Comparing Agile and Waterfall is an old game; which is better, and where? The answer lies in how well each method addresses the sorts of situations we each encounter. Some common comparisons might be as follows:
- Knowledge of the Need – Waterfall relies upon a solid understanding of audience and market desires to craft a single, targeted plan that can lead to proper solutions. Agile methods assume that some trial and error will be necessary to validate (or invalidate) assumptions about what people want. Given the frequency with which people change their minds about precisely what they want, the real-world advantage would generally seem to lie with agility here. Advantage: Agile
- Knowledge of the Best Solutions – Assuming that the above question has been answered well, teams must choose the best way to address user needs, balancing quality and comprehensiveness with cost and time considerations. While competent teams will often choose well with either method, the linear nature of waterfall means that the cost of a bad bet is higher than in agile methods, where proper feedback loops can lead to earlier discovery, and hence relatively inexpensive directional adjustments. Also, having teams consider and suggest solutions collaboratively throughout the project lowers the chances of missing a great idea.
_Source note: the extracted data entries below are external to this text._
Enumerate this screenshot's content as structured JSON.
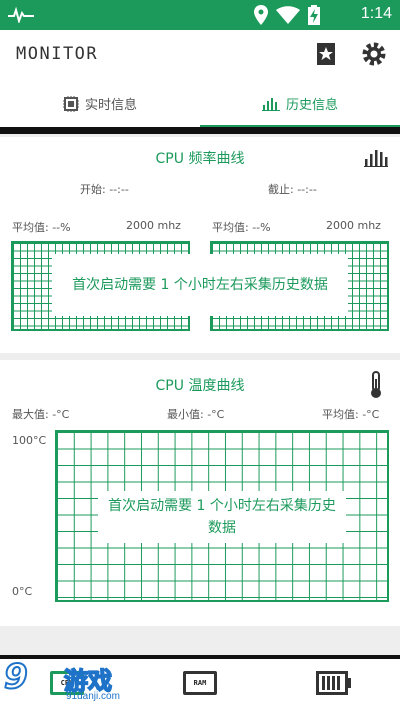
{
  "status_bar": {
    "time": "1:14"
  },
  "app": {
    "title": "MONITOR"
  },
  "tabs": [
    {
      "label": "实时信息",
      "selected": false,
      "icon": "chip-icon"
    },
    {
      "label": "历史信息",
      "selected": true,
      "icon": "bar-chart-icon"
    }
  ],
  "cpu_freq": {
    "title": "CPU 频率曲线",
    "start_label": "开始: --:--",
    "end_label": "截止: --:--",
    "left_avg": "平均值: --%",
    "left_max": "2000 mhz",
    "right_avg": "平均值: --%",
    "right_max": "2000 mhz",
    "notice": "首次启动需要 1 个小时左右采集历史数据"
  },
  "cpu_temp": {
    "title": "CPU 温度曲线",
    "max": "最大值: -°C",
    "min": "最小值: -°C",
    "avg": "平均值: -°C",
    "y_top": "100°C",
    "y_bottom": "0°C",
    "notice": "首次启动需要 1 个小时左右采集历史数据"
  },
  "bottom_nav": [
    {
      "label": "CPU",
      "icon": "cpu-chip-icon",
      "active": true
    },
    {
      "label": "RAM",
      "icon": "ram-chip-icon",
      "active": false
    },
    {
      "label": "",
      "icon": "battery-icon",
      "active": false
    }
  ],
  "watermark": {
    "logo": "9",
    "brand": "游戏",
    "site": "91danji.com"
  },
  "colors": {
    "accent": "#1c9a5c",
    "dark": "#111111"
  }
}
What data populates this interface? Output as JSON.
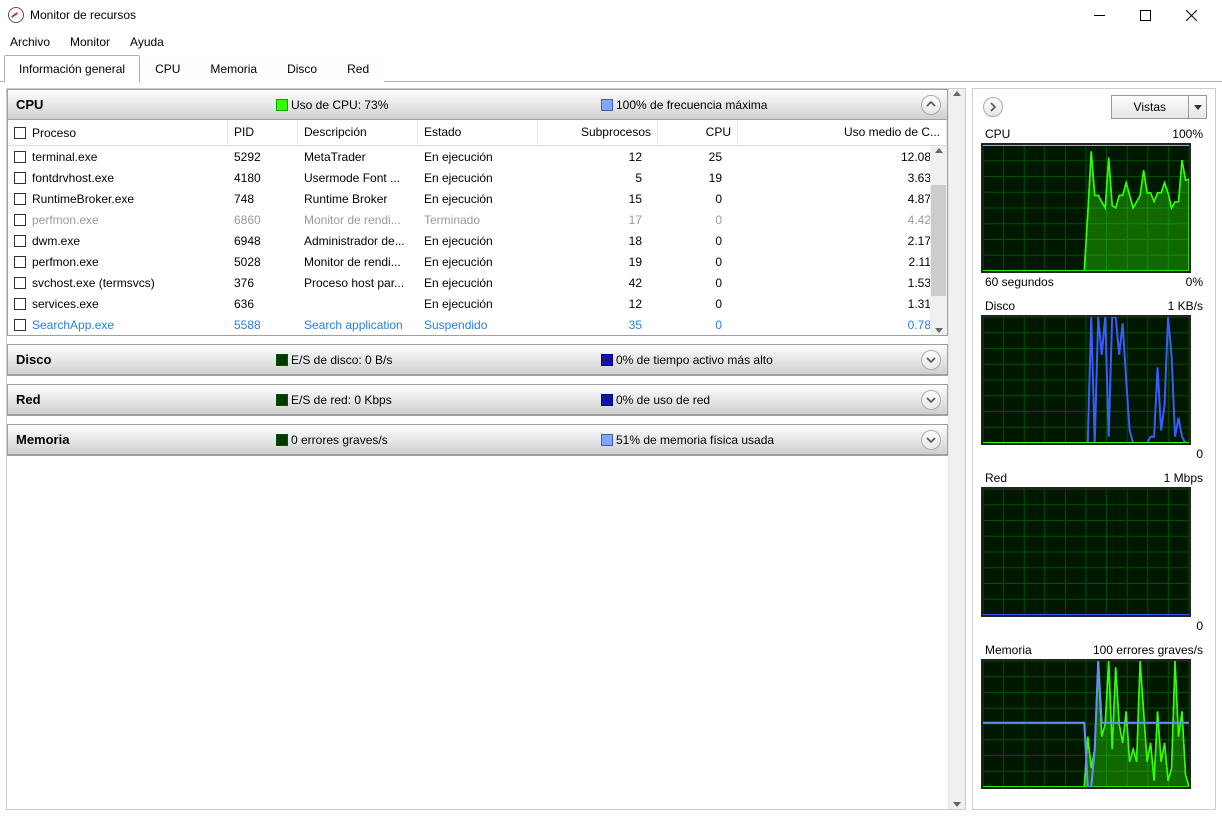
{
  "window": {
    "title": "Monitor de recursos"
  },
  "menu": {
    "archivo": "Archivo",
    "monitor": "Monitor",
    "ayuda": "Ayuda"
  },
  "tabs": {
    "overview": "Información general",
    "cpu": "CPU",
    "memory": "Memoria",
    "disk": "Disco",
    "network": "Red"
  },
  "sections": {
    "cpu": {
      "title": "CPU",
      "stat1": "Uso de CPU: 73%",
      "stat2": "100% de frecuencia máxima"
    },
    "disk": {
      "title": "Disco",
      "stat1": "E/S de disco: 0 B/s",
      "stat2": "0% de tiempo activo más alto"
    },
    "network": {
      "title": "Red",
      "stat1": "E/S de red: 0 Kbps",
      "stat2": "0% de uso de red"
    },
    "memory": {
      "title": "Memoria",
      "stat1": "0 errores graves/s",
      "stat2": "51% de memoria física usada"
    }
  },
  "columns": {
    "process": "Proceso",
    "pid": "PID",
    "desc": "Descripción",
    "status": "Estado",
    "threads": "Subprocesos",
    "cpu": "CPU",
    "avgcpu": "Uso medio de C..."
  },
  "processes": [
    {
      "name": "terminal.exe",
      "pid": "5292",
      "desc": "MetaTrader",
      "status": "En ejecución",
      "threads": "12",
      "cpu": "25",
      "avg": "12.08",
      "style": ""
    },
    {
      "name": "fontdrvhost.exe",
      "pid": "4180",
      "desc": "Usermode Font ...",
      "status": "En ejecución",
      "threads": "5",
      "cpu": "19",
      "avg": "3.63",
      "style": ""
    },
    {
      "name": "RuntimeBroker.exe",
      "pid": "748",
      "desc": "Runtime Broker",
      "status": "En ejecución",
      "threads": "15",
      "cpu": "0",
      "avg": "4.87",
      "style": ""
    },
    {
      "name": "perfmon.exe",
      "pid": "6860",
      "desc": "Monitor de rendi...",
      "status": "Terminado",
      "threads": "17",
      "cpu": "0",
      "avg": "4.42",
      "style": "dim"
    },
    {
      "name": "dwm.exe",
      "pid": "6948",
      "desc": "Administrador de...",
      "status": "En ejecución",
      "threads": "18",
      "cpu": "0",
      "avg": "2.17",
      "style": ""
    },
    {
      "name": "perfmon.exe",
      "pid": "5028",
      "desc": "Monitor de rendi...",
      "status": "En ejecución",
      "threads": "19",
      "cpu": "0",
      "avg": "2.11",
      "style": ""
    },
    {
      "name": "svchost.exe (termsvcs)",
      "pid": "376",
      "desc": "Proceso host par...",
      "status": "En ejecución",
      "threads": "42",
      "cpu": "0",
      "avg": "1.53",
      "style": ""
    },
    {
      "name": "services.exe",
      "pid": "636",
      "desc": "",
      "status": "En ejecución",
      "threads": "12",
      "cpu": "0",
      "avg": "1.31",
      "style": ""
    },
    {
      "name": "SearchApp.exe",
      "pid": "5588",
      "desc": "Search application",
      "status": "Suspendido",
      "threads": "35",
      "cpu": "0",
      "avg": "0.78",
      "style": "blue"
    }
  ],
  "right": {
    "vistas": "Vistas",
    "graphs": {
      "cpu": {
        "title": "CPU",
        "topRight": "100%",
        "botLeft": "60 segundos",
        "botRight": "0%"
      },
      "disk": {
        "title": "Disco",
        "topRight": "1 KB/s",
        "botRight": "0"
      },
      "net": {
        "title": "Red",
        "topRight": "1 Mbps",
        "botRight": "0"
      },
      "mem": {
        "title": "Memoria",
        "topRight": "100 errores graves/s"
      }
    }
  },
  "chart_data": [
    {
      "type": "area",
      "title": "CPU",
      "xlabel": "60 segundos",
      "ylabel": "%",
      "ylim": [
        0,
        100
      ],
      "series": [
        {
          "name": "Uso de CPU",
          "values": [
            0,
            0,
            0,
            0,
            0,
            0,
            0,
            0,
            0,
            0,
            0,
            0,
            0,
            0,
            0,
            0,
            0,
            0,
            0,
            0,
            0,
            0,
            0,
            0,
            0,
            0,
            0,
            0,
            0,
            0,
            45,
            95,
            60,
            60,
            55,
            50,
            90,
            52,
            50,
            60,
            60,
            70,
            60,
            50,
            55,
            60,
            80,
            62,
            62,
            55,
            62,
            62,
            70,
            62,
            50,
            55,
            55,
            88,
            72,
            73
          ]
        },
        {
          "name": "Frecuencia máxima",
          "values": [
            100,
            100,
            100,
            100,
            100,
            100,
            100,
            100,
            100,
            100,
            100,
            100,
            100,
            100,
            100,
            100,
            100,
            100,
            100,
            100,
            100,
            100,
            100,
            100,
            100,
            100,
            100,
            100,
            100,
            100,
            100,
            100,
            100,
            100,
            100,
            100,
            100,
            100,
            100,
            100,
            100,
            100,
            100,
            100,
            100,
            100,
            100,
            100,
            100,
            100,
            100,
            100,
            100,
            100,
            100,
            100,
            100,
            100,
            100,
            100
          ]
        }
      ]
    },
    {
      "type": "line",
      "title": "Disco",
      "ylabel": "KB/s",
      "ylim": [
        0,
        1
      ],
      "series": [
        {
          "name": "E/S de disco",
          "values": [
            0,
            0,
            0,
            0,
            0,
            0,
            0,
            0,
            0,
            0,
            0,
            0,
            0,
            0,
            0,
            0,
            0,
            0,
            0,
            0,
            0,
            0,
            0,
            0,
            0,
            0,
            0,
            0,
            0,
            0,
            0,
            1,
            0,
            1,
            0.7,
            1,
            0.05,
            1,
            1,
            0.7,
            0.95,
            0.5,
            0.1,
            0,
            0,
            0,
            0,
            0,
            0.05,
            0.05,
            0.6,
            0.1,
            0.3,
            1,
            0.7,
            0.05,
            0.2,
            0.05,
            0,
            0
          ]
        },
        {
          "name": "Tiempo activo",
          "values": [
            0,
            0,
            0,
            0,
            0,
            0,
            0,
            0,
            0,
            0,
            0,
            0,
            0,
            0,
            0,
            0,
            0,
            0,
            0,
            0,
            0,
            0,
            0,
            0,
            0,
            0,
            0,
            0,
            0,
            0,
            0,
            0,
            0,
            0,
            0,
            0,
            0,
            0,
            0,
            0,
            0,
            0,
            0,
            0,
            0,
            0,
            0,
            0,
            0,
            0,
            0,
            0,
            0,
            0,
            0,
            0,
            0,
            0,
            0,
            0
          ]
        }
      ]
    },
    {
      "type": "line",
      "title": "Red",
      "ylabel": "Mbps",
      "ylim": [
        0,
        1
      ],
      "series": [
        {
          "name": "E/S de red",
          "values": [
            0,
            0,
            0,
            0,
            0,
            0,
            0,
            0,
            0,
            0,
            0,
            0,
            0,
            0,
            0,
            0,
            0,
            0,
            0,
            0,
            0,
            0,
            0,
            0,
            0,
            0,
            0,
            0,
            0,
            0,
            0,
            0,
            0,
            0,
            0,
            0,
            0,
            0,
            0,
            0,
            0,
            0,
            0,
            0,
            0,
            0,
            0,
            0,
            0,
            0,
            0,
            0,
            0,
            0,
            0,
            0,
            0,
            0,
            0,
            0
          ]
        },
        {
          "name": "Uso de red",
          "values": [
            0,
            0,
            0,
            0,
            0,
            0,
            0,
            0,
            0,
            0,
            0,
            0,
            0,
            0,
            0,
            0,
            0,
            0,
            0,
            0,
            0,
            0,
            0,
            0,
            0,
            0,
            0,
            0,
            0,
            0,
            0,
            0,
            0,
            0,
            0,
            0,
            0,
            0,
            0,
            0,
            0,
            0,
            0,
            0,
            0,
            0,
            0,
            0,
            0,
            0,
            0,
            0,
            0,
            0,
            0,
            0,
            0,
            0,
            0,
            0
          ]
        }
      ]
    },
    {
      "type": "area",
      "title": "Memoria",
      "ylabel": "errores graves/s",
      "ylim": [
        0,
        100
      ],
      "series": [
        {
          "name": "Errores graves",
          "values": [
            0,
            0,
            0,
            0,
            0,
            0,
            0,
            0,
            0,
            0,
            0,
            0,
            0,
            0,
            0,
            0,
            0,
            0,
            0,
            0,
            0,
            0,
            0,
            0,
            0,
            0,
            0,
            0,
            0,
            0,
            40,
            15,
            30,
            100,
            40,
            50,
            100,
            30,
            95,
            50,
            35,
            60,
            20,
            30,
            20,
            100,
            60,
            20,
            35,
            5,
            60,
            20,
            35,
            5,
            15,
            100,
            40,
            60,
            10,
            0
          ]
        },
        {
          "name": "Memoria física usada",
          "values": [
            51,
            51,
            51,
            51,
            51,
            51,
            51,
            51,
            51,
            51,
            51,
            51,
            51,
            51,
            51,
            51,
            51,
            51,
            51,
            51,
            51,
            51,
            51,
            51,
            51,
            51,
            51,
            51,
            51,
            51,
            0,
            0,
            30,
            100,
            51,
            51,
            51,
            51,
            51,
            51,
            51,
            51,
            51,
            51,
            51,
            51,
            51,
            51,
            51,
            51,
            51,
            51,
            51,
            51,
            51,
            51,
            51,
            51,
            51,
            51
          ]
        }
      ]
    }
  ]
}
Advantage: Agile
- Resource Availability and Skill – Having the perfect team is a great recipe for success regardless of the method, but that’s a tall order, especially in heavily matrixed organizations with many simultaneous projects. Agile methods don’t solve this problem, but can ameliorate it in the long term through a heavy focus on skill sharing and cross functional behavior, thus lowering the likelihood and impact of an unavailable critical resource. Devaluing divas can lead to more great ensemble players. Advantage: Agile
- Predicability – This one is the real trick; everyone wants it, but it’s tough to achieve. Waterfall gives a strong sense of predicability, but one need only look at the track record of most projects to understand that this is a promise oft-broken. If nothing changes and most elements of projects are well-trodden ground, then predictability is achievable, but these two requirements are more the exception than the rule. Whether one is using waterfall or agile, familiarity will obviously help with planning. However, given its frequent absence, agile methods choose to focus on ability to cheaply change rather than stability of plan. Seen another way, agile methods are often more predictable in the short term, while both methods are frankly weak at long-term prognostication. Weak Advantage: Agile
So, the essence of the competition is this; in repeatable situations and armed with perfect information, waterfall would be a solid approach. Given the paucity of both prerequisites in most real environments, agile methods simply seem better suited to the slightly chaotic world in which we live.